You can't SEE a user story

As a ___, I want to ___... is, at best, a poorly-written plot synopsis.

What is a user story? A mad-lib sentence about a user, right?

As a ____, I want to ____, so that I can ____.

Bleh. No.

A user story is… get this…

A story.

“As a ____, I want to ____, so that I can ____” is not a story. At best, it’s a (very poorly written) plot synopsis. You can’t see a user story.

Now, that doesn’t mean this format is inherently bad… but it alone, it completely misses the point of a user story. And this is the key: The whole point of a user story is the discussion about it.

As Jeff Patton explains in his 2014 video, User Story Mapping: Discover the Whole Story:

The original idea of a story was simple: Use it to facilitate a conversation.

The conversation is the important part. If you’re writing “user stories”, then handing them off to someone to implement, and that conversation doesn’t happen… then you’ve utterly missed the point of user stories.

And if you have had that conversation… then it’s the shared context that conversation brings that is of value.
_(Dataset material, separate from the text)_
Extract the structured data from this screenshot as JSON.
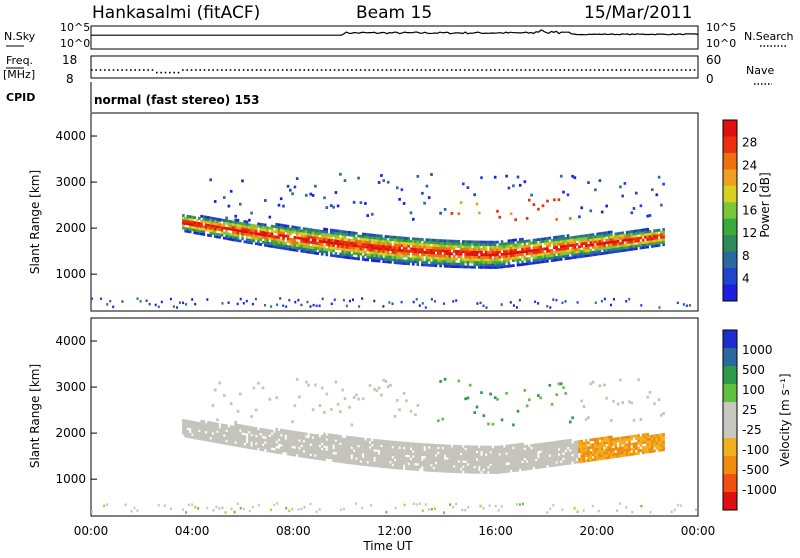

The physical (or electronic) card with the mad-lib phrase serves only as a reminder of that story discussion that took place.

Now before anyone lashes out at me me for saying “you can’t see a user story”, I’ll admit there’s a bit of ambiguity in the definition. Is the user story that card, that prompts the discussion? Or is it the discussion? I don’t really know. I also don’t care. As long as you’re having that discussion, call your card a user story, and tell me that you can indeed see it. I’ll admit I was wrong. But only after you’re actually having those conversations.